In continuous speech recognition featuring hidden Markov model (HMM), word N-gram, and time-synchronous beam search, a local modeling mismatch in the HMM will often cause the recognition performance to degrade. To cope with this problem, this paper proposes a method of restructuring Gaussian mixture output probability density functions (pdfs) in a pre-trained speaker-independent HMM set based on speech data. In this method, Gaussians are copied from other mixture pdfs, taking the distribution of local errors into account.
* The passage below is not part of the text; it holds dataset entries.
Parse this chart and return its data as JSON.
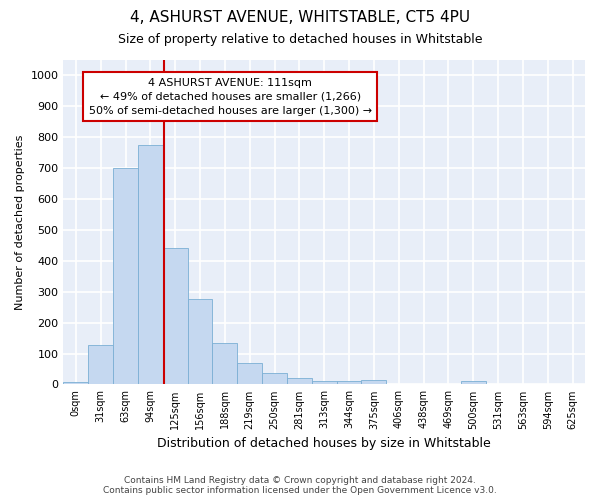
{
  "title": "4, ASHURST AVENUE, WHITSTABLE, CT5 4PU",
  "subtitle": "Size of property relative to detached houses in Whitstable",
  "xlabel": "Distribution of detached houses by size in Whitstable",
  "ylabel": "Number of detached properties",
  "bar_color": "#c5d8f0",
  "bar_edge_color": "#7bafd4",
  "background_color": "#e8eef8",
  "grid_color": "#ffffff",
  "fig_background": "#ffffff",
  "categories": [
    "0sqm",
    "31sqm",
    "63sqm",
    "94sqm",
    "125sqm",
    "156sqm",
    "188sqm",
    "219sqm",
    "250sqm",
    "281sqm",
    "313sqm",
    "344sqm",
    "375sqm",
    "406sqm",
    "438sqm",
    "469sqm",
    "500sqm",
    "531sqm",
    "563sqm",
    "594sqm",
    "625sqm"
  ],
  "values": [
    8,
    128,
    700,
    775,
    440,
    275,
    133,
    68,
    38,
    20,
    10,
    10,
    15,
    0,
    0,
    0,
    10,
    0,
    0,
    0,
    0
  ],
  "ylim": [
    0,
    1050
  ],
  "yticks": [
    0,
    100,
    200,
    300,
    400,
    500,
    600,
    700,
    800,
    900,
    1000
  ],
  "vline_x_index": 3.55,
  "vline_color": "#cc0000",
  "annotation_text": "4 ASHURST AVENUE: 111sqm\n← 49% of detached houses are smaller (1,266)\n50% of semi-detached houses are larger (1,300) →",
  "annotation_box_color": "#ffffff",
  "annotation_box_edge": "#cc0000",
  "footer_line1": "Contains HM Land Registry data © Crown copyright and database right 2024.",
  "footer_line2": "Contains public sector information licensed under the Open Government Licence v3.0."
}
This method leads to a restructuring of the mixture pdfs, where some Gaussians are shared by several states and the total number of Gaussians is not modified. Furthermore, the distribution of local errors is extracted by comparing the pre-trained HMM set and the speech data used in the pre-training, and thus new training data are not needed for this restructuring method. Experimental results prove that the proposed restructuring method can effectively restore local modeling mismatches and improve recognition performance.